Konstantinidis and Shanks (2014) assessed conscious knowledge in the Iowa Gambling Task by interjecting during the task and asking participants: “Tell me all you know about what is going in the game” and “Tell me how you feel about the game.” The authors also asked participants to place wagers on their earnings to examine their confidence on their decisions. Findings from this study show that acquired conscious knowledge—instead of the activation of implicit somatic states as proposed by the somatic marker hypothesis—is the main influence in decision strategies employed in the Iowa Gambling Task.

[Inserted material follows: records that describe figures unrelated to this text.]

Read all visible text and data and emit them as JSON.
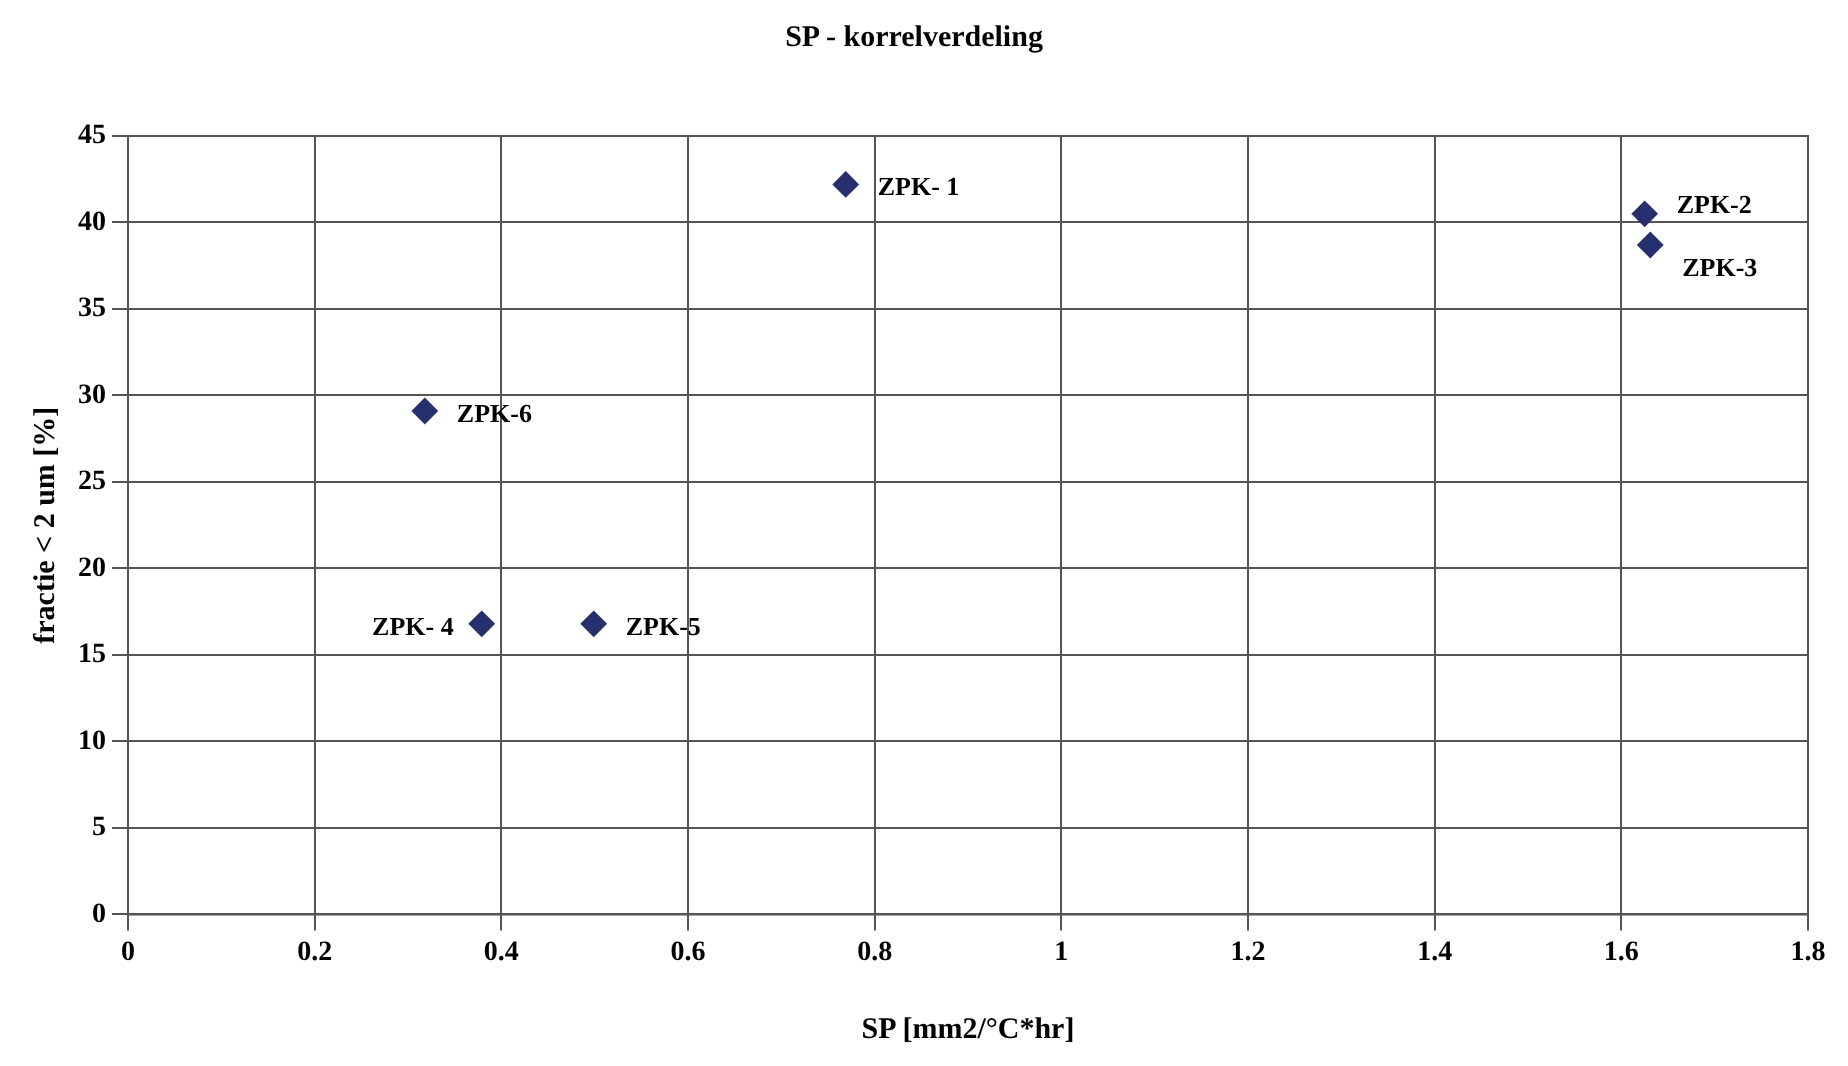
{
  "chart_data": {
    "type": "scatter",
    "title": "SP - korrelverdeling",
    "xlabel": "SP [mm2/°C*hr]",
    "ylabel": "fractie < 2 um [%]",
    "x": [
      0.769,
      1.625,
      1.631,
      0.379,
      0.499,
      0.318
    ],
    "series": [
      {
        "color": "#27306e",
        "values": [
          42.2,
          40.5,
          38.7,
          16.8,
          16.8,
          29.1
        ]
      }
    ],
    "annotations": [
      {
        "text": "ZPK- 1",
        "x": 0.769,
        "y": 42.2
      },
      {
        "text": "ZPK-2",
        "x": 1.625,
        "y": 40.5
      },
      {
        "text": "ZPK-3",
        "x": 1.631,
        "y": 38.7
      },
      {
        "text": "ZPK- 4",
        "x": 0.379,
        "y": 16.8
      },
      {
        "text": "ZPK-5",
        "x": 0.499,
        "y": 16.8
      },
      {
        "text": "ZPK-6",
        "x": 0.318,
        "y": 29.1
      }
    ],
    "xlim": [
      0,
      1.8
    ],
    "xticks": [
      0,
      0.2,
      0.4,
      0.6,
      0.8,
      1,
      1.2,
      1.4,
      1.6,
      1.8
    ],
    "ylim": [
      0,
      45
    ],
    "yticks": [
      0,
      5,
      10,
      15,
      20,
      25,
      30,
      35,
      40,
      45
    ],
    "grid": true,
    "marker": "diamond",
    "legend": false
  }
}
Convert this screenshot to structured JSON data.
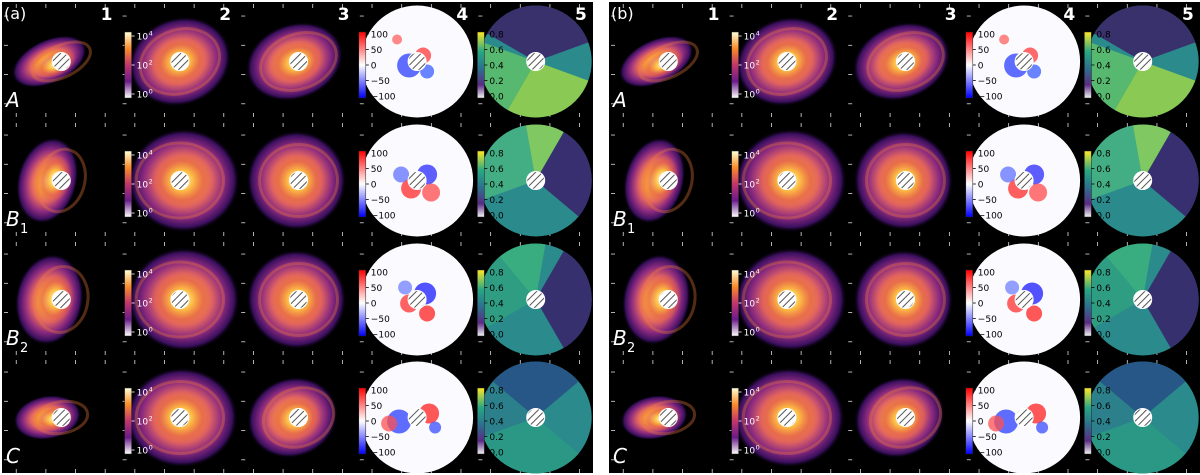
{
  "panels": [
    {
      "tag": "(a)",
      "columns": [
        "1",
        "2",
        "3",
        "4",
        "5"
      ]
    },
    {
      "tag": "(b)",
      "columns": [
        "1",
        "2",
        "3",
        "4",
        "5"
      ]
    }
  ],
  "rows": [
    {
      "main": "A",
      "sub": ""
    },
    {
      "main": "B",
      "sub": "1"
    },
    {
      "main": "B",
      "sub": "2"
    },
    {
      "main": "C",
      "sub": ""
    }
  ],
  "colorbars": {
    "flux": {
      "cmap": "inferno-like",
      "ticks": [
        "10",
        "10",
        "10"
      ],
      "exponents": [
        "4",
        "2",
        "0"
      ]
    },
    "residual": {
      "cmap": "bwr",
      "ticks": [
        "100",
        "50",
        "0",
        "−50",
        "−100"
      ]
    },
    "ratio": {
      "cmap": "viridis-like",
      "ticks": [
        "0.8",
        "0.6",
        "0.4",
        "0.2",
        "0.0"
      ]
    }
  },
  "colors": {
    "background": "#000000",
    "separator": "#ffffff",
    "label": "#ffffff",
    "cbar_tick_light": "#ffffff",
    "cbar_tick_dark": "#000000"
  }
}
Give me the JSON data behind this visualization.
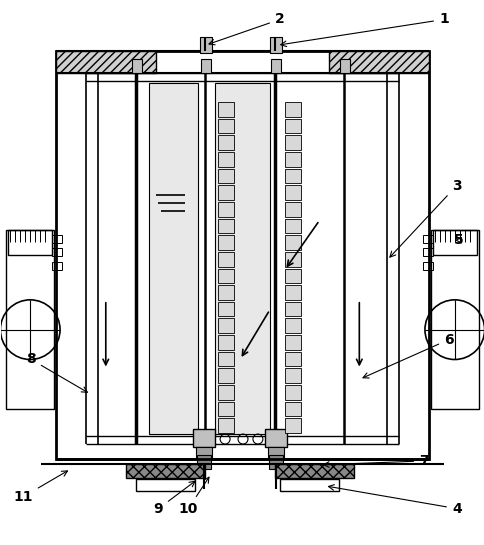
{
  "bg_color": "#ffffff",
  "lc": "#000000",
  "fig_width": 4.85,
  "fig_height": 5.45,
  "dpi": 100
}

The original vision for the somatic marker hypothesis was to explain the severe impairments in decision-making in social and personal domains seen in patients with certain types of damage to prefrontal brain areas (Konstantinidis and Shanks, 2014). Beer (2017) comments on the applicability of the somatic marker hypothesis for explaining optimal decisions in social situations, which are guided by the way in which one processes emotional information elicited by the situation. She cites studies showing that patients that do not have afferent feedback of emotional arousal, as in the case of patients with spinal cord injuries, perform well on the Iowa Gambling Task. This is one of the reasons why research aiming to address the role of emotion in social cognition is relying less on the somatic marker hypothesis and more on the dual-process theories. The dual-process theories posit that two modes of reasoning (automatic and controlled) shape judgment and decision and facilitate the study of the neural underpinnings of emotion in social cognition (Beer, 2017).
Another application of the somatic marker hypothesis is in studying the decision-making processes involved in opiate use. The deficits in decision-making associated with opiate use suggest that substance users may experience abnormal somatic states involving reward and punishment (Biernacki et al., 2018).
Ultimately, the somatic marker hypothesis is not an all-encompassing theory for explaining the relationship between emotional states and decision-making, but it provides a reasonable paradigm for analyzing how somatic states influence the actions we take under uncertainty.